La vicenda del Mes, in questa chiave, rischia di assumere un ruolo fondamentale sul piano politico prima che finanziario. Conte è a un bivio e con la fine dell’estate il tempo sarà scaduto. E più la decisione si attarda, maggiori saranno i contraccolpi politici.

Se Palazzo Chigi accetta il Mes rischia di fare il gioco di Salvini e scavare il solco tra i pentastellati governisti e quelli insoddisfatti. Con il pericolo concreto che la maggioranza collassi. A quel punto, con una spaccatura del Movimento e anche se Conte incassasse il voto favorevole di Forza Italia sul Mes, questa maggioranza non ci sarebbe più. Bisognerebbe andare al Quirinale per trovare una soluzione ed il Presidente del Consiglio sarebbe il primo a rischiare il posto. Al contrario, se Conte rifiutasse il Mes si andrebbe in conto ad uno scenario allo stesso modo difficile: crescerebbe l’insofferenza del Pd e Italia viva verso il premier, che vedrebbe scaricati su di sé tutti i problemi socio-economici dei prossimi mesi. Conte sarebbe percepito come un leader irrisolto, prigioniero delle sue origini populiste, e verrebbe usato dai suoi alleati di sinistra come il capro espiatorio della crisi che verrà. In questo scenario, potrebbe venire meno sia la copertura politica europea che quella del Quirinale. Non va dimenticato, infatti, che il secondo governo Conte nasce quasi esclusivamente per garantire che l’Italia accetti senza troppe frizioni le risoluzioni che arrivano da Bruxelles. Il Presidente siede ancora a Palazzo Chigi proprio per far digerire ai Cinque Stelle la medicina prescritta dai partiti europeisti. A chi servirebbe, in Europa, un Conte che dicesse no ai fondi del Mes e alla sue condizionalità politiche?

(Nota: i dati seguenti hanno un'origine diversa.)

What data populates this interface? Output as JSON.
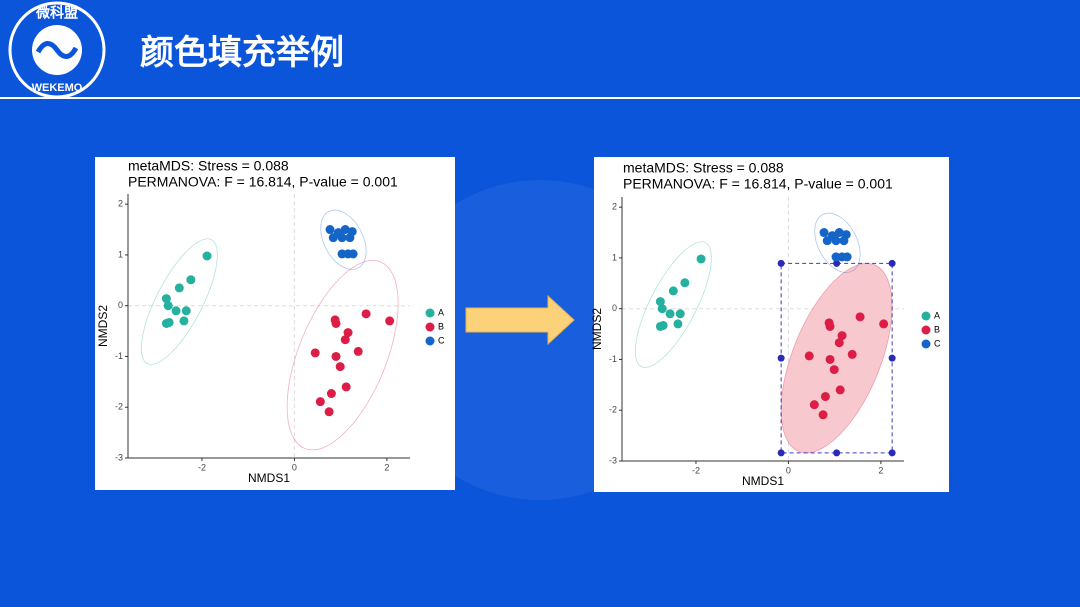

Fino a qualche settimana fa, complice la sospensione della democrazia imposta dal lockdown, sembrava non esserci alternativa a questo esecutivo. Oggi tutte le debolezze genetiche della maggioranza stanno emergendo ed il fragile modello politico su cui poggia il Conte-bis potrebbe esplodere in tutte le sue contraddizioni tra qualche mese.